The industry is on a huge learning curve, researching and developing systems of the future, which can create unknown challenges down the line. It is vital from an automotive and technology perspective that these problems will not happen on public roads, which again can be a huge issue for specialists who are under immense pressure to produce a fail-free solution. Unfortunately for these developers, a 1% fail rate is too much in the eyes of society, which can stall development and leave the industry in limbo. Lockhart tells me that he is yet to see someone step forward and take responsibility for a problem, which worries him. “Looking around the market, I see OEMs and the big technology giants looking to define the market, startups ready to disrupt and infrastructure providers trying to supply the required support,” he says. Just like we have seen with the development of the mobile network, Lockhart predicts that alliances and governments will have to operate together through strong standardisation in order to create the connected autonomous transport and its supporting infrastructure as an integrated system. However, it is evident that there are additional difficulties that exist outside of the automotive and transport technology space; organisations need to collaborate to help define this standards and regulation, otherwise there will be a confusion of litigation issues in the event of an incident. “This is where the engineer walks out of the room and a lawyer walks in. We need to define how we are going to mitigate this from different angles such as insurance and supply change issues as this is where the industry and governments needs to define the legal framework. We can achieve the highest level of compliance, but it is all about what the market requires, as you may end up chasing the small percentages to the point where it becomes the developments become impractical, we need to design the overall systems including regulation, legislation to achieve a level of system performance that is acceptable to all stakeholders.

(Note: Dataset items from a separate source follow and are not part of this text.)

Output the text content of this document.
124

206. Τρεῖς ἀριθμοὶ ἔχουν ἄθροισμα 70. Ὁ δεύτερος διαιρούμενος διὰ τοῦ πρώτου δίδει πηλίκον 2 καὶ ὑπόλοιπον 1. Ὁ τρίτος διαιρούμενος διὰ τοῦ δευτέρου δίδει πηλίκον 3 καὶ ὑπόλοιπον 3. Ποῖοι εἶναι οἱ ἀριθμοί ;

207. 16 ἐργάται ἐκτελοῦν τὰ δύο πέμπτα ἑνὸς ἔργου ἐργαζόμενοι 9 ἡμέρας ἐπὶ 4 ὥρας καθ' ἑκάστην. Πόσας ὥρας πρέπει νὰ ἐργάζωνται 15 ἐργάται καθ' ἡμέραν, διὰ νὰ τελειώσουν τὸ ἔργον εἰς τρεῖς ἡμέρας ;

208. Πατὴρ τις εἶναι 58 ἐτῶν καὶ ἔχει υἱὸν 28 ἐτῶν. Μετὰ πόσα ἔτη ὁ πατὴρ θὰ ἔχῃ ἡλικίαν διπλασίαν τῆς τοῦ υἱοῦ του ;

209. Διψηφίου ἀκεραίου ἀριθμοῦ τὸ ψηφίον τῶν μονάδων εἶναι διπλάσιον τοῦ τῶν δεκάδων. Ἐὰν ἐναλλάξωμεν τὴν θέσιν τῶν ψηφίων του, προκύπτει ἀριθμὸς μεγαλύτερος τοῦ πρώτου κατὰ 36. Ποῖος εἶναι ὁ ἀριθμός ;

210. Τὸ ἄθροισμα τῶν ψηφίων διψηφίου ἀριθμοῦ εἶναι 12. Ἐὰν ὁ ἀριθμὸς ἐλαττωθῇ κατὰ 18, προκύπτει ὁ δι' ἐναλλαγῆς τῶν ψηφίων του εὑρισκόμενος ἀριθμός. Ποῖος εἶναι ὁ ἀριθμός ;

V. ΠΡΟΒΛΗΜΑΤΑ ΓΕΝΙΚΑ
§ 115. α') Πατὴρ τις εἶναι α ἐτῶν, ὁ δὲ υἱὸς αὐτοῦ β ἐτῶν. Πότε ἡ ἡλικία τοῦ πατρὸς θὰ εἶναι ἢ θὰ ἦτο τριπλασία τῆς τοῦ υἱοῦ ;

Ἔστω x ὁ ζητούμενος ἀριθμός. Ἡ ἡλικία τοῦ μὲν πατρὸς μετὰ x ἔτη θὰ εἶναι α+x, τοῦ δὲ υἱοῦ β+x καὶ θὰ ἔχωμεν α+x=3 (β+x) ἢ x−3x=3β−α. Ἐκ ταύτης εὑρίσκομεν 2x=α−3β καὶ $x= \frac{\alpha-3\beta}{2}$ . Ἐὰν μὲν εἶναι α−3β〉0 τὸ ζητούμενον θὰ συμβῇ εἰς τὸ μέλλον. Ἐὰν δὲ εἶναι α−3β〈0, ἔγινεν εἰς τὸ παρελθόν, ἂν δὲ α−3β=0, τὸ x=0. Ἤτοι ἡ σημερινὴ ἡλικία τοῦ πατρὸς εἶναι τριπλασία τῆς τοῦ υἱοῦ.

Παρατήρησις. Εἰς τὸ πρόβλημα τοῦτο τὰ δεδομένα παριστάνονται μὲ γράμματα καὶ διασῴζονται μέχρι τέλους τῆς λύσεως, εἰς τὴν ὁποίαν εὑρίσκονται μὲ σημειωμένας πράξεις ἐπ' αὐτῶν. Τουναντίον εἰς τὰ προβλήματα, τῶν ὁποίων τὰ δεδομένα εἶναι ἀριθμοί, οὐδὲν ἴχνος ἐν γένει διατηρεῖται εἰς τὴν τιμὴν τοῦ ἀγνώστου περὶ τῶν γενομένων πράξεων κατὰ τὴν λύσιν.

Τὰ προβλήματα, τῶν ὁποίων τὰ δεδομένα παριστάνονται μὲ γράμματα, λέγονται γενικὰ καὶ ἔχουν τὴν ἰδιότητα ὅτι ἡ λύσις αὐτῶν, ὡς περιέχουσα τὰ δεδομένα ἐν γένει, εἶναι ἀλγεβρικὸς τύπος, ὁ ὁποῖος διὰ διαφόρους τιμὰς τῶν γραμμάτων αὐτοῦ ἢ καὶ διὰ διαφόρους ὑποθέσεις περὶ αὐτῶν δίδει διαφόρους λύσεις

Once this has been achieved, the industry can push for an automated future, creating a new innovative environment that everyone can enjoy safely. I ask Lockhart what his predictions are for the future of the connected car, as it is still difficult for many to pinpoint when the change will happen and what effect it will have on the world. “I still think it is early days and it is so exciting to see what the impact of mobility as a service and future connected vehicles will have on the environment. I personally see that there is still a requirement for some leadership and as soon as someone with a clear vision steps up to this, it is going to accelerate so quickly - it is going to be great!”